Client Background
Our customer, Appsurify.com, is a software development and testing company that creates products for other software development companies to speed up the running of automated tests with a modern machine learning solution.
Business Challenge
The main challenge the client experienced was the high Microsoft Azure infrastructure costs and the need for Azure infrastructure cost optimization. Even after performing some optimization on their side and reserving VMs for a year, they still had monthly infrastructure costs of more than $10k for a single Kubernetes cluster. The client used Azure Kubernetes Cluster, PostgreSQL server, and storage accounts in their operations.
Solution
Gart dedicated an Azure architect to work closely with the client’s team to analyze the cloud infrastructure’s current state, review the cost breakdown, and identify the root cause
of the issue. After deep analysis, we discovered that most of the costs came from the Load Balancer and network traffic. However, there was no substantial incoming traffic from customers to the solution. Most of the traffic was internal, but the client was charged for it as external traffic for some reason.

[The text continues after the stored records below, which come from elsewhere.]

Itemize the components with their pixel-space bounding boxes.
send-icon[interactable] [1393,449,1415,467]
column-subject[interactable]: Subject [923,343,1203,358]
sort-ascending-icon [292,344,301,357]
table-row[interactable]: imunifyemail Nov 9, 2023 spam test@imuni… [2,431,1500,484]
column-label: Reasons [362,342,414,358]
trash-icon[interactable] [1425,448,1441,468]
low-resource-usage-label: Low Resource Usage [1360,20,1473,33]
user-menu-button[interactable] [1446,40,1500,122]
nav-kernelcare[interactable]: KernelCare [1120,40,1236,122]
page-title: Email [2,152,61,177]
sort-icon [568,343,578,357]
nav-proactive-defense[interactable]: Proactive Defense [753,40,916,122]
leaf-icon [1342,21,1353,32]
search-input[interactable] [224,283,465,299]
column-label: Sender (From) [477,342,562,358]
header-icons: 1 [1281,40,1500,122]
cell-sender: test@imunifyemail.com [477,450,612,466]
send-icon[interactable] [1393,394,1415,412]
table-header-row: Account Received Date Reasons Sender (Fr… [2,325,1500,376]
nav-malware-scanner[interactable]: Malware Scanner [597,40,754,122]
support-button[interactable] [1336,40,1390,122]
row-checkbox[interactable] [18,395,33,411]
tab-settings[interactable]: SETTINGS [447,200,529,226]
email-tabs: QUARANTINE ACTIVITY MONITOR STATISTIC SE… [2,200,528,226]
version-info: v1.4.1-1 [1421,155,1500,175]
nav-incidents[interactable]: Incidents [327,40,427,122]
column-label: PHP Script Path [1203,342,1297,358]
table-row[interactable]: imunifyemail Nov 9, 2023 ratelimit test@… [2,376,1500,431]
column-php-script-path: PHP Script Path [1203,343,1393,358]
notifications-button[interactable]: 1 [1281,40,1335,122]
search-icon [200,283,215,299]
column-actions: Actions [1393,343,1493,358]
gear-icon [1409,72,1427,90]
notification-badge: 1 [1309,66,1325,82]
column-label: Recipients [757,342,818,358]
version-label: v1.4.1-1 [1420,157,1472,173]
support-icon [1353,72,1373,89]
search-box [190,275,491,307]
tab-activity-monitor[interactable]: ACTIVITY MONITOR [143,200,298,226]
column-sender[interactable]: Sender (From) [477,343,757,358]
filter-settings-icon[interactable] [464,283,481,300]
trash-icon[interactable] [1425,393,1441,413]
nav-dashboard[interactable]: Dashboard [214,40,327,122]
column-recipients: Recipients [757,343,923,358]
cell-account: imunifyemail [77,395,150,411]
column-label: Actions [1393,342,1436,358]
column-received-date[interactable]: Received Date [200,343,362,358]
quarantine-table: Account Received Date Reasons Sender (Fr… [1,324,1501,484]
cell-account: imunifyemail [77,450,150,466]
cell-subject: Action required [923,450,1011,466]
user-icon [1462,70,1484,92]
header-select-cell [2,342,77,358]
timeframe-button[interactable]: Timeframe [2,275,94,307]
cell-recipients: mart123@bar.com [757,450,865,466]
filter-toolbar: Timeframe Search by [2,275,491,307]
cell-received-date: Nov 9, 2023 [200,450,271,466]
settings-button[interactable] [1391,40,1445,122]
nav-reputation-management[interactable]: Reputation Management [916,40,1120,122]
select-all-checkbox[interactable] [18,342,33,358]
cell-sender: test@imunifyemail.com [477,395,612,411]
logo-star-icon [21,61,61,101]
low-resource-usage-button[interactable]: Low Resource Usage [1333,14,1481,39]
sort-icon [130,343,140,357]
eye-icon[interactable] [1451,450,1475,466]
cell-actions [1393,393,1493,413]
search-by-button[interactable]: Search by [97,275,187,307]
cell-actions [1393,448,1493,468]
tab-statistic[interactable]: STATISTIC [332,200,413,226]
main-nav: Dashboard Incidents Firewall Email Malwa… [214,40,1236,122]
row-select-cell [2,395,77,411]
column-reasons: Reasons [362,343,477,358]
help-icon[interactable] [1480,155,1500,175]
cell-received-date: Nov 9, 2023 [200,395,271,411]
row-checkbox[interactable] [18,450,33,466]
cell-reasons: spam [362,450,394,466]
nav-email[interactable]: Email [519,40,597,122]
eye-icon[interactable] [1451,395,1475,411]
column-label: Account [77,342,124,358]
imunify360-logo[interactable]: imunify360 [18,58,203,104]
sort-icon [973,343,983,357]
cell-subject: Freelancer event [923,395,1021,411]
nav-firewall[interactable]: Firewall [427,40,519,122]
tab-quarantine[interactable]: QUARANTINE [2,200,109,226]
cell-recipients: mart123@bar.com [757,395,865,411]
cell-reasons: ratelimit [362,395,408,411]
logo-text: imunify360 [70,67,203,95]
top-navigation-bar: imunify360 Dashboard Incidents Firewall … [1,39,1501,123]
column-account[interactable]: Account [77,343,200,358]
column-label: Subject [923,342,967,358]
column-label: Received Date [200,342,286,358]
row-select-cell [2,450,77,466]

The issue was in the underlying technology the client used. Machine learning solutions operate with vast sets of data to train the model. In the case of our customer, data was stored on a file share inside Azure. However, pods connected to the file share via a public link, so all the traffic to and from the file share was treated as external.
For instance, the client could have 10TB of traffic per day in peak load, costing the company up to $400 daily.
We configured the file share with a private endpoint in the same VNet where AKS nodes were deployed so that all the traffic was routed only through VNet (internal traffic) and did not affect the Load Balancer costs.